Android malware

Android malware apps with 2 million installs found on Google Play

Android malware

A new batch of thirty-five malware Android apps that display unwanted ads has been found in the Google Play Store, with the apps installed more than 2 million times on victims’ mobile devices.

The apps were found by security researchers at Bitdefender, who used a real-time, behavior-based analysis method to discover the potentially malicious applications.

According to standard tactics, the apps trick users into installing them by pretending to offer some specialized functionality, but change their name and icon immediately after installation, making them difficult to find and remove.

From then on, the malicious apps start to deliver intrusive advertisements to the users by abusing WebView, thereby generating fraudulent impressions and ad revenue for their operators.

In addition, since these apps use their own framework to load the ads, it is likely possible to drop additional payloads on a compromised device.

Hide Methods

As Bitdefender explains in the report, the adware apps implement multiple methods to hide on Android and even receive subsequent updates to make it easier to hide on devices.

Once installed, the apps usually take on a gear icon and rename themselves as “Settings” to evade detection and removal.

If the user clicks on the icon, the app will launch the malware app with a size 0 to hide from view. The malware then launches the legitimate Settings menu to trick users into thinking they have launched the correct app.

Function to start system settings
Function to start system settings (bitdefender)

In some cases, the apps take on the appearance of system apps from Motorola, Oppo or Samsung.

The malicious apps also include heavy code obfuscation and encryption to thwart reverse engineering efforts, hiding the main Java payload in two encrypted DEX files.

Another method that allows the apps to hide from the user is to exclude themselves from the “Recent apps” list, so even if they run in the background, they won’t be revealed by exposing running processes.

Popular apps that show ads

The 35 malicious Android applications have download counts ranging from 10,000 to 100,000, totaling more than two million downloads.

The most popular of these, with 100,000 downloads each, are the following:

  • Walls light – Wallpapers Pack (en.packlivewalls.fournatewren)
  • Big Emoji – Keyboard 5.0 (gb.blindthirty.funkeyfour)
  • Large Wallpapers – 3D Wallpapers 2.0 (gb.convenientsoftfiftyreal.threeborder)
  • Motorcycle Wallpapers (gb.helectronsoftforty.comlivefour)
  • Stock Wallpapers (en.fiftysubstantiated.wallsfour)
  • EffectMania – Photo Editor 2.0 (en.actualfifty.sevenelegantvideo)
  • Art Filter – Deep Photo Effect 2.0 (gb.crediblefifty.editconvincingeight)
  • Fast Emoji Keyboard APK (de.eightylamocenko.editioneights)
  • Create Sticker for WhatsApp 2.0 (gb.convincingmomentumeightyverified.realgamequicksix)
  • Math Solver – Camera Helper 2.0 (gb.labcamerathirty.mathcamera)
  • Photopix Effects – Art Filter 2.0 (gb.mega.sixtyeffectcameravideo)
  • Led Theme – Colorful Keyboard 2.0 (gb.theme.twentythreetheme)
  • Animated Sticker Master 1.0 (am.asm.master)
  • Sleep Sounds 1.0 (com.voice.sleep.sounds)
  • Charging Personality Show 1.0 (
  • Image Warp Camera
  • GPS location finder (smart.ggps.lockakt)

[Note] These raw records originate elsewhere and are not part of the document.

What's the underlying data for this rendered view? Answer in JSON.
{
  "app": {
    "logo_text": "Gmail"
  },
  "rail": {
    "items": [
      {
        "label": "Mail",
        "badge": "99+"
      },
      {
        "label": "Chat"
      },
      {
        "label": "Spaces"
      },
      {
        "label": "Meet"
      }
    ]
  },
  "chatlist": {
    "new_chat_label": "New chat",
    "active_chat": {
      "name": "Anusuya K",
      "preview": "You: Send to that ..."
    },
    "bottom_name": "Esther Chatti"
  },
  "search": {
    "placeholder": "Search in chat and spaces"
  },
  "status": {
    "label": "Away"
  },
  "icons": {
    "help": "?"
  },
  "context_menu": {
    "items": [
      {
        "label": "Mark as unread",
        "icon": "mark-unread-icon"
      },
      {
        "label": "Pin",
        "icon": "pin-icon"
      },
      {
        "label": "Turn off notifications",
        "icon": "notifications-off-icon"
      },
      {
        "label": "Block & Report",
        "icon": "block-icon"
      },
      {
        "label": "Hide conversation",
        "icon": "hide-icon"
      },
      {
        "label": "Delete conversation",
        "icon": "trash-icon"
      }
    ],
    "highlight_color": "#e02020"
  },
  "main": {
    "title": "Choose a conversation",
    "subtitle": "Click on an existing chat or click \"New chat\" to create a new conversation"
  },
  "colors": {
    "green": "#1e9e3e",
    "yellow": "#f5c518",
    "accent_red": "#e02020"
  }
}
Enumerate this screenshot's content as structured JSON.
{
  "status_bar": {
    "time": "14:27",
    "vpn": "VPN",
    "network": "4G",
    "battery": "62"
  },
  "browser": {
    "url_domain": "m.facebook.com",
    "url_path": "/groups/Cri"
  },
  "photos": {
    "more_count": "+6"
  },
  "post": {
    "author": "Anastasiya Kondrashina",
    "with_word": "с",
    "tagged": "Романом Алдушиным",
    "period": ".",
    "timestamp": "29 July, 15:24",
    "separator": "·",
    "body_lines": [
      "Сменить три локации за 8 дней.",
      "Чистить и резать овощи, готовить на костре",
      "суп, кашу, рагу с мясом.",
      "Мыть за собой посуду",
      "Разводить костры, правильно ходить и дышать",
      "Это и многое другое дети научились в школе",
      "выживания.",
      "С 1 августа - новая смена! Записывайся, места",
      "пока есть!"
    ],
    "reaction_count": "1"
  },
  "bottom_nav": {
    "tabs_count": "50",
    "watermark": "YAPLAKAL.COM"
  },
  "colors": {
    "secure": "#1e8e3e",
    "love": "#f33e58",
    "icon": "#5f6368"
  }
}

Of the above, ‘Walls light – Wallpapers Pack’, ‘Animated Sticker Master’ and ‘GPS Location Finder’ are still available in the Play Store at the time of writing this article.

Adware still available in the Play Store
Adware still available in the Play Store

Bleeping Computer has reached out to Google about this and we will update this post as soon as we receive a response.

The rest of the apps listed are available in multiple third-party app stores such as APKSOS, APKAIO, APKCombo, APKPure, and APKsfull, but the download numbers presented are of their time on the Play Store.

That being said, if you have installed any of these apps in the past, you should immediately track them down and remove them from your device.

In this case, since the apps pretend to be Settings, it might be helpful to use a mobile AV tool to locate and uninstall them.